The focus groups explored what survivors of gross human rights abuses think would contribute to processes of reconciliation and the inclusion of survivors into communities and whether memorialisation projects had any meaningful contributions to make towards these objectives.
These questions remain very pertinent as a heritage company called The House of Memory will be visiting Khulumani on the East Rand today to explore processes for creating a museum to commemorate the political violence that took place through the 90s on the East Rand.

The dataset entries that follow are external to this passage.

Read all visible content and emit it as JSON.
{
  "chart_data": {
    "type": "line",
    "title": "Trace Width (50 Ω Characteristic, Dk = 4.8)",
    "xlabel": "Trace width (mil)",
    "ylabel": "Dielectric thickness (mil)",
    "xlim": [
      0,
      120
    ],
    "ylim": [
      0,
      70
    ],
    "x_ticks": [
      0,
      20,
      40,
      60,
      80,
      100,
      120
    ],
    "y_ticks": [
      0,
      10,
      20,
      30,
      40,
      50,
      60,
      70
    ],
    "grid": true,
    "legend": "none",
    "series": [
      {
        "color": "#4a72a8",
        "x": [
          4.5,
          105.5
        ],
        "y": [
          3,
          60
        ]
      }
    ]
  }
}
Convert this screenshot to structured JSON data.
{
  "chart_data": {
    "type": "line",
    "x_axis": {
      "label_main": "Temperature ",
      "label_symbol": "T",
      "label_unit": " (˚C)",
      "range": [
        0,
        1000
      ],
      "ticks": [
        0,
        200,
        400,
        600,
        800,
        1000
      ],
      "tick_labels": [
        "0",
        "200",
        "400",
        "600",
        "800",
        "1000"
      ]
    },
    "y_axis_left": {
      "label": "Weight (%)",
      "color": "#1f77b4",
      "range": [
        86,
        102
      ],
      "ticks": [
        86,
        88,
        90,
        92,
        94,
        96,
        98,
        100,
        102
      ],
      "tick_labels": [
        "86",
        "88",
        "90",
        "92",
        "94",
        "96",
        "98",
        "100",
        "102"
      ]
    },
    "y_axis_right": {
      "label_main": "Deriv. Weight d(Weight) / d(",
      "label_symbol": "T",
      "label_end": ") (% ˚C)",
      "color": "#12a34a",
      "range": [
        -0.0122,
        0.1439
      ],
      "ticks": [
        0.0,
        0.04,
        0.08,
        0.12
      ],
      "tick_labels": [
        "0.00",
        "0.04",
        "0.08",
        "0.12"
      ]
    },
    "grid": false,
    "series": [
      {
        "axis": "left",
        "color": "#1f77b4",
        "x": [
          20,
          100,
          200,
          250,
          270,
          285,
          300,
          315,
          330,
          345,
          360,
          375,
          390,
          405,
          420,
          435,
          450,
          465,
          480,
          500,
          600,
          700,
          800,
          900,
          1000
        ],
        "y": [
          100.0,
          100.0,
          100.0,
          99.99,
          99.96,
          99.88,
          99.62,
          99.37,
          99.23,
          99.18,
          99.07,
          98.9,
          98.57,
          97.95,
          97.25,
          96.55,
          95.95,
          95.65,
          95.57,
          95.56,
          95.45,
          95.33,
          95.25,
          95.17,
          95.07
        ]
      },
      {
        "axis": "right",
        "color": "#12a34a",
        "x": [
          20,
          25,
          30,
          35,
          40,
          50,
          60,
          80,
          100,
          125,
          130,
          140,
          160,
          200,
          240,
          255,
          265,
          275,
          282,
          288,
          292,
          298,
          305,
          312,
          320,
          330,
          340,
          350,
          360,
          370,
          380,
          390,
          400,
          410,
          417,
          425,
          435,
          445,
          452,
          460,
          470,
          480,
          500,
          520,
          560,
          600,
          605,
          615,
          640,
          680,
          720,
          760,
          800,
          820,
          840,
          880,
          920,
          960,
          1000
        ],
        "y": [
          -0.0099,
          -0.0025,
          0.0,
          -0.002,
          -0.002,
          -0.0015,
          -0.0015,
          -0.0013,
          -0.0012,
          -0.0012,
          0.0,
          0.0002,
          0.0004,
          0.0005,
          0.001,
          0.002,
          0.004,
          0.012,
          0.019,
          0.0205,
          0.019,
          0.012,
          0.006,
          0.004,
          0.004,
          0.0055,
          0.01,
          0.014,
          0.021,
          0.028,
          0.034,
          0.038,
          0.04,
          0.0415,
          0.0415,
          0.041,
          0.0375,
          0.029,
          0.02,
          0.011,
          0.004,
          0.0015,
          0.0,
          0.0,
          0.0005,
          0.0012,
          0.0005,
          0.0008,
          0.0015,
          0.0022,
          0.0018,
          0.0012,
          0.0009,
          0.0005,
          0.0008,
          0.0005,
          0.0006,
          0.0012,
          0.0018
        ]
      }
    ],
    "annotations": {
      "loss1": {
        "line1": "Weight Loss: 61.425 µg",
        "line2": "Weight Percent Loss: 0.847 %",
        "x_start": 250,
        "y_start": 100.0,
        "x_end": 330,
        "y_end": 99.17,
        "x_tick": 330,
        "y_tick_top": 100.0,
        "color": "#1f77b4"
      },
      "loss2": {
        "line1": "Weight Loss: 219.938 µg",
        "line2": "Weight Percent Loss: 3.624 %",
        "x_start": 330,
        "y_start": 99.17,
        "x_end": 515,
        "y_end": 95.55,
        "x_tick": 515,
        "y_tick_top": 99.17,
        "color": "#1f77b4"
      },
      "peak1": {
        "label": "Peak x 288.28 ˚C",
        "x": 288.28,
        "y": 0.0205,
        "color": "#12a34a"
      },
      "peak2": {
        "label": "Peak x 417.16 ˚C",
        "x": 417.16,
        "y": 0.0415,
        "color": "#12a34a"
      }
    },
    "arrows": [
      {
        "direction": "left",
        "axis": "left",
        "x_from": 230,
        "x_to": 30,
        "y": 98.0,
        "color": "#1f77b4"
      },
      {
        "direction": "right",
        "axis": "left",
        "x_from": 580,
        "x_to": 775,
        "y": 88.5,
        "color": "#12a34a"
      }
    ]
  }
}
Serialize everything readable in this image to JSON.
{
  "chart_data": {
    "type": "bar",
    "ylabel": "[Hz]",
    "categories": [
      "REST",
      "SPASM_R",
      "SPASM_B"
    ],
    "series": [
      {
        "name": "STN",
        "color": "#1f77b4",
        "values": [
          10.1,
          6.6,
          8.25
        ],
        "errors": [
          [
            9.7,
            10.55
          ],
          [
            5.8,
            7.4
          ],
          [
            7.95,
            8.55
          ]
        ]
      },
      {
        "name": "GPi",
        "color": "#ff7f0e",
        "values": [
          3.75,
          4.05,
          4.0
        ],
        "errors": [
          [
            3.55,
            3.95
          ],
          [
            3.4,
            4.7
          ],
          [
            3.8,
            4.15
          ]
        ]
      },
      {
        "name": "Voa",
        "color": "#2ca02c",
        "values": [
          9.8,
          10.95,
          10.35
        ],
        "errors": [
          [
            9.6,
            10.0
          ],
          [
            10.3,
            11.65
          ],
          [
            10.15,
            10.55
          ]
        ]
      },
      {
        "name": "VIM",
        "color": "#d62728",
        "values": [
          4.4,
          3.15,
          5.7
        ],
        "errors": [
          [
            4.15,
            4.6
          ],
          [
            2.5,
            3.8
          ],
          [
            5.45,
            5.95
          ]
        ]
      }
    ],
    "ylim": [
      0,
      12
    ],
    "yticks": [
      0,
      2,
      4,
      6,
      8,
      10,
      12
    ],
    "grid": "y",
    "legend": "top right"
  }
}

There is a thrust underway to create Liberation Heritage Routes in different areas of the country. The concern is how victims and survivors of the events that are to be commemorated are included in their design and in benefiting from this kind of tourism such opportunity. In many areas, survivors have been left as observers of heritage processes rather than full participants and beneficiaries. Approaches that leave those who lived the experiences on the outside, add to the trauma of those who were violated.
Khulumani remains very anxious to be fully involved as an equal role player in the construction of heritage routes and of museums drawing on its extensive knowledge of the ways in which living memory work can contribute meaningfully to community healing and to the restoration of the dignity and the competence of victims and survivors of terrible events from this past conflict.
Advocate Jan Theron, a founding member of the Food and Canning Workers’ Union, in a recent address on the even of the Neil Aggett Memorial Lecture at Kingswood College, Grahamstown spoke of how memorials may be simply a way of ‘forgetting’ the devastating events of the past without learning their lessons to avoid their repetition in the future as happened, he suggests, with so many of the memorials to the massive loss of life of the first two so-called World Wars.
This trajectory can be changed through the participation and ongoing involvement of the survivors of the ‘horrors’ of the past as those who can share lessons with coming generations. Memorials as forms of symbolic reparation are meaningless if those who suffered these events, remain economically excluded and if only identified “great men and women of history” are remembered and honoured.